Dias de loucura na Sérvia

Nas ruas de Guca em agosto de 2013/ Foto: Rodrigo Daud Skeff
Nas ruas de Guca, em agosto de 2013/ Foto: Rodrigo Daud Skeff

Antes de seguir para Guca (pronuncia-se Gutcha) – cidade que sedia o mais importante festival de música dos Bálcãs do mundo –, em uma troca de e-mails com um sérvio que me receberia em Belgrado, ele escreveu: “Vou te pegar no aeroporto e precisamos sair para comer e beber bastante. Você vai para Guca, precisa treinar”. Não era a primeira vez que eu ouvia algo do tipo.
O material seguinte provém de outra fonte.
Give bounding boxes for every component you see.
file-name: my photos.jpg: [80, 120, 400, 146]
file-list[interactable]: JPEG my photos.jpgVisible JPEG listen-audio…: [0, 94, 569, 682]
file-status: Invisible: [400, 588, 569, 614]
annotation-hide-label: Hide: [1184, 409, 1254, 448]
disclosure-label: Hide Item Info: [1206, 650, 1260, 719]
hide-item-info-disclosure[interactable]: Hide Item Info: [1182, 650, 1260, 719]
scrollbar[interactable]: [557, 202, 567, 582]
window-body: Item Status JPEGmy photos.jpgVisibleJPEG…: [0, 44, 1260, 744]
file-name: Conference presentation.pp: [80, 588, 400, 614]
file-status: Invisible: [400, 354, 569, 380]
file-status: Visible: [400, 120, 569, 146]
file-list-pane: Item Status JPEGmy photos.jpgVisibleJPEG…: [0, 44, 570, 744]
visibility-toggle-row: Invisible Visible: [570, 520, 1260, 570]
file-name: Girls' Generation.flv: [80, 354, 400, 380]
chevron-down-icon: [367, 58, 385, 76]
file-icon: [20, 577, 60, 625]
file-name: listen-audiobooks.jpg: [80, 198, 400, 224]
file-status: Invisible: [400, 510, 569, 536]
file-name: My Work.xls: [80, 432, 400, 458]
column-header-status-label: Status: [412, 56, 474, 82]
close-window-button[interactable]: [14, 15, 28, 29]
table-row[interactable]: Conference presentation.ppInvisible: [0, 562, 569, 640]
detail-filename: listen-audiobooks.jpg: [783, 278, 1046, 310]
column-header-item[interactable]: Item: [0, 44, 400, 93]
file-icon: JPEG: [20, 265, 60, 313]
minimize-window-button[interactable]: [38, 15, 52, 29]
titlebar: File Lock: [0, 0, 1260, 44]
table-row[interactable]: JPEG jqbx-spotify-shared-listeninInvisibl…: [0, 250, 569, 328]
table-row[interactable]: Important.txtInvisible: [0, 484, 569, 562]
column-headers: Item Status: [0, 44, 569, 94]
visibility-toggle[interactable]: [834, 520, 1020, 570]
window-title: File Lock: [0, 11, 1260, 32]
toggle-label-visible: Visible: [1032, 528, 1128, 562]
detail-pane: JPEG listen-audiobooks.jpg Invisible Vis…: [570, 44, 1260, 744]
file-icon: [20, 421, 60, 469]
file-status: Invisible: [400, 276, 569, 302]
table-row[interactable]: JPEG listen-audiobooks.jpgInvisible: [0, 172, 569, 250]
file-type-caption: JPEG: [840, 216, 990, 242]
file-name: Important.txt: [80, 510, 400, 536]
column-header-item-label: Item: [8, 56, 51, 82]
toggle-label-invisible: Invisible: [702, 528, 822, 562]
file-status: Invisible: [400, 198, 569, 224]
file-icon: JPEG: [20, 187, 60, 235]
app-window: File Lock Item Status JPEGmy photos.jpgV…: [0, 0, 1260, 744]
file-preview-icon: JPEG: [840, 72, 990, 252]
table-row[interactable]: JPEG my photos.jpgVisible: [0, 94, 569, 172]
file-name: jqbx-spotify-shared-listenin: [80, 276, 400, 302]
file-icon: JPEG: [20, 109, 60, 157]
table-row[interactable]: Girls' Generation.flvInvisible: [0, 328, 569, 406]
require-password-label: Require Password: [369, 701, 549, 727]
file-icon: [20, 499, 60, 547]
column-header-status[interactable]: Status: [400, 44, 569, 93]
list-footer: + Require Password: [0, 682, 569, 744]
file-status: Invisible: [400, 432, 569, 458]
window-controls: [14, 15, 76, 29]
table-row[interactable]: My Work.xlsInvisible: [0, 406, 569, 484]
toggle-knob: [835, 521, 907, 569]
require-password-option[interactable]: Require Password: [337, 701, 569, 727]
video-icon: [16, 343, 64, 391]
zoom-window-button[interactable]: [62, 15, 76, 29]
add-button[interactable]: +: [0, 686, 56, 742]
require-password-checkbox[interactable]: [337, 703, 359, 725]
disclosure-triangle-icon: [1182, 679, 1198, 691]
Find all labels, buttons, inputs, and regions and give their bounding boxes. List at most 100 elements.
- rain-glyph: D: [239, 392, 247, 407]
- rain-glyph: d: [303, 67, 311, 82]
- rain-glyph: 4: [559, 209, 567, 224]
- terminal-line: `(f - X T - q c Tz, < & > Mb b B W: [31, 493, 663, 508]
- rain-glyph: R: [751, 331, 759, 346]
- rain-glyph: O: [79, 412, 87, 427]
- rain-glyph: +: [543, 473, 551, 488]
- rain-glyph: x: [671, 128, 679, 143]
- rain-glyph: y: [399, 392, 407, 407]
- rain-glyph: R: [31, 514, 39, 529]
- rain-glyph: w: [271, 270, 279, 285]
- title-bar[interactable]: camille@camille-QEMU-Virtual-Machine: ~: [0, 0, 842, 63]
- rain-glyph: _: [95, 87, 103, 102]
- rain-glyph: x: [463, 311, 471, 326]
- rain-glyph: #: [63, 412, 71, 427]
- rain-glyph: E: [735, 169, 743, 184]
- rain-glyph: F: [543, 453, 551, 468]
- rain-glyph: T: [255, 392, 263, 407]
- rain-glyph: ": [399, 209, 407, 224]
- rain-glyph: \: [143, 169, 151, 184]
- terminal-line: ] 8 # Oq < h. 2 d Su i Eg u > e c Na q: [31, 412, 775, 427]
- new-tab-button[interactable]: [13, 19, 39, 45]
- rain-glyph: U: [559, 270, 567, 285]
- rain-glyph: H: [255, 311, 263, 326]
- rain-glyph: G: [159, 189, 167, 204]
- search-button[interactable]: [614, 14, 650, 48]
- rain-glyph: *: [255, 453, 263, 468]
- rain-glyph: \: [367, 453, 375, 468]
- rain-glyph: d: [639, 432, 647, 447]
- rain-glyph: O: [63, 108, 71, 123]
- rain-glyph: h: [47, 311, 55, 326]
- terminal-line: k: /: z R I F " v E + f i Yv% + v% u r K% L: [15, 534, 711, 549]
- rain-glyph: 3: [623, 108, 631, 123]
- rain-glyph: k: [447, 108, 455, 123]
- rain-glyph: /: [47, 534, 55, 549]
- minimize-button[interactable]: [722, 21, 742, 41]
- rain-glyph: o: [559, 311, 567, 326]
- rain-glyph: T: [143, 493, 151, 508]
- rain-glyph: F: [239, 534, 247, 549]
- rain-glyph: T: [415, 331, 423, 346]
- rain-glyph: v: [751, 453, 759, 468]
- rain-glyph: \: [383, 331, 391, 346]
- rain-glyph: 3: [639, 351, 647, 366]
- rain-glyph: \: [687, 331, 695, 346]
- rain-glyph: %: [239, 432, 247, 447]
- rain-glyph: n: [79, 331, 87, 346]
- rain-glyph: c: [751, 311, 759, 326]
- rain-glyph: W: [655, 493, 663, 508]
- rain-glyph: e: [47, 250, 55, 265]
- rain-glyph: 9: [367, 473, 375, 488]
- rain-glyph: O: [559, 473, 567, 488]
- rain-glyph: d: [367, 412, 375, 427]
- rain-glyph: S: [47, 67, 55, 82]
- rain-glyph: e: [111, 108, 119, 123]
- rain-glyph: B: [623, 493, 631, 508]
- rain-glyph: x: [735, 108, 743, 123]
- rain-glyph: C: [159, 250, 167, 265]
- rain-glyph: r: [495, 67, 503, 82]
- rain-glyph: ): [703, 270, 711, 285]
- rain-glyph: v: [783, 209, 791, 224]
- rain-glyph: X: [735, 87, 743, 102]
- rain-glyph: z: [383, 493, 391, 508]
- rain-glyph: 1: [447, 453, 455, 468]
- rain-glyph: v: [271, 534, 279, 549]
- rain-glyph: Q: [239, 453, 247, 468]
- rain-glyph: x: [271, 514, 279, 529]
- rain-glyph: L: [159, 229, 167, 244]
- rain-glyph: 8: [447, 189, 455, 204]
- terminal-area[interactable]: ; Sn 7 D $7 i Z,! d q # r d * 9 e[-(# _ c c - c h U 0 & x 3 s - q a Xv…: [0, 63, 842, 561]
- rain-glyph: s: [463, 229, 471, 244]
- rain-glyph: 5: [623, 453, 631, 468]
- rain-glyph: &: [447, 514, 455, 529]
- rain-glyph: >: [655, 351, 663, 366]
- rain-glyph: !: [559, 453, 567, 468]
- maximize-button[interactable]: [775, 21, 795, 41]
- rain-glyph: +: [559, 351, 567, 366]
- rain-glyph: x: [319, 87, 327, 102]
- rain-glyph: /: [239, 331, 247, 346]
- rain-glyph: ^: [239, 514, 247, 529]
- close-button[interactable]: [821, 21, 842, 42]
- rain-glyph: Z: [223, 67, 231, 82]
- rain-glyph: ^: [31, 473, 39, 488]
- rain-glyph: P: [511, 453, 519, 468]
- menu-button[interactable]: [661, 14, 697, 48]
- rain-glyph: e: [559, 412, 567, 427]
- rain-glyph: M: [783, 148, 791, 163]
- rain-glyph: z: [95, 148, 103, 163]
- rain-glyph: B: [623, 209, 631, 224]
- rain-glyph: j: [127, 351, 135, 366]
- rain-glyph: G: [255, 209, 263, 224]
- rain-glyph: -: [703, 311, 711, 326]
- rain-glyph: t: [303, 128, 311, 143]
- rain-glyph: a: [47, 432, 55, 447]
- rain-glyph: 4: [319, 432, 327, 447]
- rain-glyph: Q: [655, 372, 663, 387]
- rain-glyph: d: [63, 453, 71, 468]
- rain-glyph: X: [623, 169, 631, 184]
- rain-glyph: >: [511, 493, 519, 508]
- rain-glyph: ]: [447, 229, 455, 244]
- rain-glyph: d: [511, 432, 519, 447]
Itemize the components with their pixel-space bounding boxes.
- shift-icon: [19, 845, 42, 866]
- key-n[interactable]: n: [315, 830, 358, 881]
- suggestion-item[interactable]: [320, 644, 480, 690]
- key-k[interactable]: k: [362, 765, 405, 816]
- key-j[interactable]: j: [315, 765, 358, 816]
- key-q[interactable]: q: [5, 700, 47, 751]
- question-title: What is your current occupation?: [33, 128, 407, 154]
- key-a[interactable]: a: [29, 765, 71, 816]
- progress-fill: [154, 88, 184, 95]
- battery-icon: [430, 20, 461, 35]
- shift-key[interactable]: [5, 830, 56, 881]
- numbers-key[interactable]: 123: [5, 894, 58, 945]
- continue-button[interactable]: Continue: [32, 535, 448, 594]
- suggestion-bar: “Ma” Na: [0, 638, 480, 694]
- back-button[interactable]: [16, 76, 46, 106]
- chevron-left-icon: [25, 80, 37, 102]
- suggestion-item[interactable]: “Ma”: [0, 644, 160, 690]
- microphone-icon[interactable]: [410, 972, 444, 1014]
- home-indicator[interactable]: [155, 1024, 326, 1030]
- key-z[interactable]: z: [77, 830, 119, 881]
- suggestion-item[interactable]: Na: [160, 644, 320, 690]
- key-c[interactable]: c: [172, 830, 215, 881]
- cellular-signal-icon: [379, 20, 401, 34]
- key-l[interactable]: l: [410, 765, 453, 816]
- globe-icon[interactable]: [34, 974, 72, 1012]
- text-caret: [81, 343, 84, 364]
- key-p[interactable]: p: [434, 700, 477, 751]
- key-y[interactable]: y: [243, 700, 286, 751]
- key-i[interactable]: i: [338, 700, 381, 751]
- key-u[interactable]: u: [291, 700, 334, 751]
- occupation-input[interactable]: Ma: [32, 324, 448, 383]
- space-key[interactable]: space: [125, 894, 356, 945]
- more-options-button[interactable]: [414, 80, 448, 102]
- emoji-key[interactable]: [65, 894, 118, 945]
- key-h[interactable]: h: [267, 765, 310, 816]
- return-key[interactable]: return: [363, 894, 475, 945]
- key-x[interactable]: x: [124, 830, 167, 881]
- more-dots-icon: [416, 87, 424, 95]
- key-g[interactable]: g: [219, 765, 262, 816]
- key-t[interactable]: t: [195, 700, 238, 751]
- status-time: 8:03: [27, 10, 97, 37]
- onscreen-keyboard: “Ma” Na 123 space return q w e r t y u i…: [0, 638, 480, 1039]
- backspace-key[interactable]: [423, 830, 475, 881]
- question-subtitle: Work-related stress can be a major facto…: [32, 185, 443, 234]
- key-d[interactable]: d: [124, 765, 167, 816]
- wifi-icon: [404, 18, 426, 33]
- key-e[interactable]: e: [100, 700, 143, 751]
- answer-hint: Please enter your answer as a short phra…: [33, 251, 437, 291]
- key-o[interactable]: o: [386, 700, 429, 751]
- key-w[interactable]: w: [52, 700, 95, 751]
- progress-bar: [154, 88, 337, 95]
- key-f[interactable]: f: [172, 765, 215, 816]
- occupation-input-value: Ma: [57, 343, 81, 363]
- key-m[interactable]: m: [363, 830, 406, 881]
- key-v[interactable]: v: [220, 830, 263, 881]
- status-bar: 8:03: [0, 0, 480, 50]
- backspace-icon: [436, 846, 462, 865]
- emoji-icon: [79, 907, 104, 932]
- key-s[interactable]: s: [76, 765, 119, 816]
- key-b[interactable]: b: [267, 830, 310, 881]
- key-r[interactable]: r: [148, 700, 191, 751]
Todos os relatos sobre o festival – chamado também de Woodstock dos Bálcãs – me alertavam para dias intensos, com excessos gastronômicos e alcoólicos, muita música e dança, e pouco sono. O próprio site oficial do festival anuncia: “Guca – Madness made in Serbia” (loucura feita na Sérvia, em tradução livre).

Não era mentira. Guca é uma pacata cidade de dois mil habitantes no interior da Sérvia – antigo território iugoslavo –, que durante os seis dias do festival anual recebe mais de meio milhão de visitantes. Claro que da primeira assembleia de trompetes, em 1961, até os dias de hoje, passando pelas guerras que devastaram a região, o evento mudou muito de cara e tamanho. Nos últimos anos, com a pacificação e a difusão da cultura da região pelo mundo, passou a atrair milhares de turistas, principalmente europeus.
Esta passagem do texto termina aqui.